What do the writes look like?
Are you writing the same row keys repeatedly and if so are you appending new column names or overwriting the same ones?
How big is each write? Anything else you can tell me?
If you're overwriting the same column names in the same row keys constantly compaction may be struggling.
If you're appending new column names to the same row keys constantly you might be growing your rows too large to fit into memory.
the output of "nodetool -h localhost tpstats" on the dying node might also give some clues as to where you're falling down. Anything constantly pending is probably bad news, especially at such a low write rate.
If you're going to use cassandra in production you should get graphing of the internals to better understand what's going on. jmxtrans and graphite should be your new best friends.
There are some things you can try tweaking. First make sure you dont have row caching on your column family. Also worth while checking the log for errors and tpstats incase something died due to an error and something is getting backed up in a queue. The stack trace of the exception could be meaningful too since there are actually different types of OOMs that could just mean kernel tweaks.
If your just using too much memory per node then you want for the size of your data set try checking the cfstats, you can identify roughly how much space is spent on bloom filters.

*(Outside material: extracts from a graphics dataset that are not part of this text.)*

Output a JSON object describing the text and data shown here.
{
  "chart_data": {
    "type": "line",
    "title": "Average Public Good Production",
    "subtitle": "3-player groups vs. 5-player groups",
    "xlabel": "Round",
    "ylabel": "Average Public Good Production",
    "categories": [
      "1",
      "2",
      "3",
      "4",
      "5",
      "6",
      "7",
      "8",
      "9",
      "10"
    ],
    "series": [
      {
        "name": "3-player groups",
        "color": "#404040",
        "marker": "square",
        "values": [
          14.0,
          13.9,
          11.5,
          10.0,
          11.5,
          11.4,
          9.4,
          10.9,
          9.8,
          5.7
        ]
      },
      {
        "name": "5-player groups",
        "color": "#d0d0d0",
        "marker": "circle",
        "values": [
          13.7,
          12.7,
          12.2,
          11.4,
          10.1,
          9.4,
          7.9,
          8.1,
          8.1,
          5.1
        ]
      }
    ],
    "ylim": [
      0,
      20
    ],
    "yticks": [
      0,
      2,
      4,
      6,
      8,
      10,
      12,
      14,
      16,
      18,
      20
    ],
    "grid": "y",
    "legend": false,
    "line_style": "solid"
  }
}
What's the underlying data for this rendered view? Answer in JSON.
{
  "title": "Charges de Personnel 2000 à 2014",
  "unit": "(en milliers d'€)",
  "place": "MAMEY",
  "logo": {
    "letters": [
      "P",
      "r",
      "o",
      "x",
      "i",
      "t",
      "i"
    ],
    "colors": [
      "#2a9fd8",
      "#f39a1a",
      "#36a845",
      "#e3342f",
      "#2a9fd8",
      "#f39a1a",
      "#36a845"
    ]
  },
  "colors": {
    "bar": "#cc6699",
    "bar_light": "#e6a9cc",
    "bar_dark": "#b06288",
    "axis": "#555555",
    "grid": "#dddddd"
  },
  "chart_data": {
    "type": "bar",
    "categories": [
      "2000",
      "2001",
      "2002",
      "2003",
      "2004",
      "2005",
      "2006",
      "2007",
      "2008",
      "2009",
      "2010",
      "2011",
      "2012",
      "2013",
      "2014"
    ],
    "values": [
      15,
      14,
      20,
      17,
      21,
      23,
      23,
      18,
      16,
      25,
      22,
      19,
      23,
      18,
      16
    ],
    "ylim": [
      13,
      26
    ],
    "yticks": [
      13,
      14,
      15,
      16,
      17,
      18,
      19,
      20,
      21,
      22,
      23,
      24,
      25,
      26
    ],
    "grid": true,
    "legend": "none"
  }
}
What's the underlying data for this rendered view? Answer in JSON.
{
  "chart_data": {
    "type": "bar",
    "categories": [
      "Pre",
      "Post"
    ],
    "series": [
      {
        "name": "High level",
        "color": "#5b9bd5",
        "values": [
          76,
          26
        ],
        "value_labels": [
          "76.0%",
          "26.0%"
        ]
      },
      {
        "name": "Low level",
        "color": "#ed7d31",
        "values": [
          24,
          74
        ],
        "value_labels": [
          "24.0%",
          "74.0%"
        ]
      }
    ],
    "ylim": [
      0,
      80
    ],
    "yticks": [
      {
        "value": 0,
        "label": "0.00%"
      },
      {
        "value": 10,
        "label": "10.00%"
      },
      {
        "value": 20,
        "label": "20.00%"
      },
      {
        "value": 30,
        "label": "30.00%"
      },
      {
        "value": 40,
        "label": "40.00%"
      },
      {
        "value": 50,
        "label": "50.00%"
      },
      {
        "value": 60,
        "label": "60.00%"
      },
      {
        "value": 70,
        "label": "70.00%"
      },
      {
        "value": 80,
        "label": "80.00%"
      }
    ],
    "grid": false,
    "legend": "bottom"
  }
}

As you have more rows in a CF this can get linearly larger and is part of the base minimum memory your nodes are going to require.
nodetool cfstats | grep Bloom.*Used | awk '{ SUM += $5} END { print SUM " bytes" }'
Since you dont read very often you can probably increase the false positive rate on them. Each SSTable has a bloom filter it uses to check if a row exists in it or not. You can change with cqlsh
ALTER TABLE MyColumnFamily WITH bloom_filter_fp_chance = 0.1;
After that call an upgrade on that CF (this will be slow) per node
nodetool upgradesstables MyKeyspace MyColumnFamily
There are consequences to this where reads may take longer since there is a 10%-ish (the .1) chance it will check SSTables for rows that dont exist in it, resulting in extra disk seeks.
Another major memory sink if you have column families with large amount of rows is the sampling rate of the index. This can be modified per node level in the cassandra.yaml
http://www.datastax.com/docs/1.1/configuration/node_configuration#index-interval
If you have it set up to take heap dumps on OOM (-XX:+HeapDumpOnOutOfMemoryError on by default I believe) there should be some heap dumps available in the /var/lib/cassandra/data directory. You can open these up in visualvm or whatever tool you like to identify what part of the heaps is where.